What is a
Chronic Back Pain?
Chronic back pain can be devastating to one’s life. Not only does it disrupt and challenge the completion of otherwise normal everyday tasks, like taking out the trash, it is often misunderstood by others. A fractured wrist can be detected by an x-ray; the flu can be diagnosed and treated with medication. Chronic back pain which cannot be measured or traced to a specific cause results in an endless, frustrating endeavor to find out the reason for the pain, and finally make it go away. Countless doctor visits, tests, evaluations, and thousands of dollars later, there may still be no answer.
Studies show that 11 to 40 percent of Americans suffer from chronic pain, a considerable number. Still, in the past, the medical community has taken the stance that all pain was the embodiment of an illness or injury. Physicians would focus on finding the cause of the pain, rather than the pain itself, and believe that once the cure was found, the chronic pain would cease. Unfortunately, if there was no diagnosis made, the patient could not be adequately treated. Even worse, they were told that the pain was psychosomatic.
A Lifelong Struggle
Chronic pain is often used to describe pain that lasts anywhere from three to six months and continues beyond the point of normal tissue healing times. Sometimes, chronic pain can be attributed to conditions like degenerative disc disease, spinal stenosis, or spondylolisthesis. Other types of chronic pain have yet to be clearly explainable, like fibromyalgia or neuropathic pain. Trying to live with chronic pain can be a lifelong struggle for many people.
Nocieptors and Neuropathic Pain
Neuropathic (nerve) pain, is very different from other types of pain. Slamming a finger in the car door causes pain when nerve signals are instantly transmitted from the finger to the brain. Nocieptors are the nerves which sense and respond to parts of the body which suffer from damage. But in the case of neuropathic pain, the pain signals originate within the nerves themselves. Sometimes a cause can be identified, but often, there is no apparent reason.
A good example of back-related neuropathic pain is Sciatica.
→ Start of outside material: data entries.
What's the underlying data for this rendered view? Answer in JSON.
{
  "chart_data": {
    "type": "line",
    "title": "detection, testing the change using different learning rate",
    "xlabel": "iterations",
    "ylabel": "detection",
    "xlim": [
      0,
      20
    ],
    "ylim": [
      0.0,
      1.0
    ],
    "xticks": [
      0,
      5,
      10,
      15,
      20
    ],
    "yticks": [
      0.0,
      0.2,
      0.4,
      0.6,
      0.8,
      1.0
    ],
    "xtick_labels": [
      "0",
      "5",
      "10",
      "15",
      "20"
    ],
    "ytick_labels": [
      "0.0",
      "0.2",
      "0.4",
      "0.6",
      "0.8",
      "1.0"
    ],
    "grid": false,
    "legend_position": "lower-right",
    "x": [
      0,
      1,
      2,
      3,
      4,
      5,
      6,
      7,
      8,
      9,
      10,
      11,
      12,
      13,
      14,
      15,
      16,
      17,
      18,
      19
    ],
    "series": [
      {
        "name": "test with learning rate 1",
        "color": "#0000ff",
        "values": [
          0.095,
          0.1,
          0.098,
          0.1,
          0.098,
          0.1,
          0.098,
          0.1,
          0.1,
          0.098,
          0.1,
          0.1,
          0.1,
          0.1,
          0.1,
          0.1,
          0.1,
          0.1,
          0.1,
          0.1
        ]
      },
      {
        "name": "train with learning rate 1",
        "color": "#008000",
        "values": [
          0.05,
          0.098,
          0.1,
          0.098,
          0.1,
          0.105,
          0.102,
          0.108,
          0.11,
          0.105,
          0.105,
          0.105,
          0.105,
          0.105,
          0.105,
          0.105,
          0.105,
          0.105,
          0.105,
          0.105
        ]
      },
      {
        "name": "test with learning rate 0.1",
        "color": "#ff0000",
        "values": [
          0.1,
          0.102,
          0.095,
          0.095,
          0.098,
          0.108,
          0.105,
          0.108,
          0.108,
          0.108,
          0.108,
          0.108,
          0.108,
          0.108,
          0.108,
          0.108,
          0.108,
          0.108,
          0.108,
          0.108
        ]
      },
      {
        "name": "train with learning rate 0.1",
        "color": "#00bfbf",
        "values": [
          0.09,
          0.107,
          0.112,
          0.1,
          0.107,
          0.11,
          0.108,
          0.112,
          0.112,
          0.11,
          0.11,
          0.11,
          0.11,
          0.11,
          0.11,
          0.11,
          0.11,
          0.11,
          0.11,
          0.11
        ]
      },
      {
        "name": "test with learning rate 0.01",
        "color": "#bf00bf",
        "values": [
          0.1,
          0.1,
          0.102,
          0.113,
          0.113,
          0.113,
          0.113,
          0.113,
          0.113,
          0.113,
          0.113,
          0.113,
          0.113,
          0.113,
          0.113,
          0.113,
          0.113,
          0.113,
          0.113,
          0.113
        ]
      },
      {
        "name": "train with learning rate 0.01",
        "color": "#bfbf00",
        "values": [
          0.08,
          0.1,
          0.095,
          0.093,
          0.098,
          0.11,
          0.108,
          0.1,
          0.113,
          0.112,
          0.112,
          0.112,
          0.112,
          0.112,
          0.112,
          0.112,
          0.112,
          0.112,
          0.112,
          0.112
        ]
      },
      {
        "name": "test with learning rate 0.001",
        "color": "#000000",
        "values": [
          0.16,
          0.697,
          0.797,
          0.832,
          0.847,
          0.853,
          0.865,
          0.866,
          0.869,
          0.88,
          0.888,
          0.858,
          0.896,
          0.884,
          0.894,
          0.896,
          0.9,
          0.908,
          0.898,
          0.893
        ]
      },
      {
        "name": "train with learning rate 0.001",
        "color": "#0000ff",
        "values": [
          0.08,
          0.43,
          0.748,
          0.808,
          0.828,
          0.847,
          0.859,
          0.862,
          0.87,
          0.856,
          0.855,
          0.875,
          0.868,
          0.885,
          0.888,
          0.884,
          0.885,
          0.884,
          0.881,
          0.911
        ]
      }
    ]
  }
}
When a bone or disc presses against the nerve root in the lumbar region, pain and numbness is triggered all along the sciatic nerve, from the buttocks to the toes. Pain can also travel from the cervical spine down the arm, or persist long after a back surgery has healed. Because of this, it is now believed that some cases of prolonged nocieptive pain may eventually become neuropathic pain.
The important thing to remember is that all pain is real, whether a link to the pain can be identified or not. If there is pain present, it should be addressed so that the patient will be able to enjoy a life that is as pain-free as possible.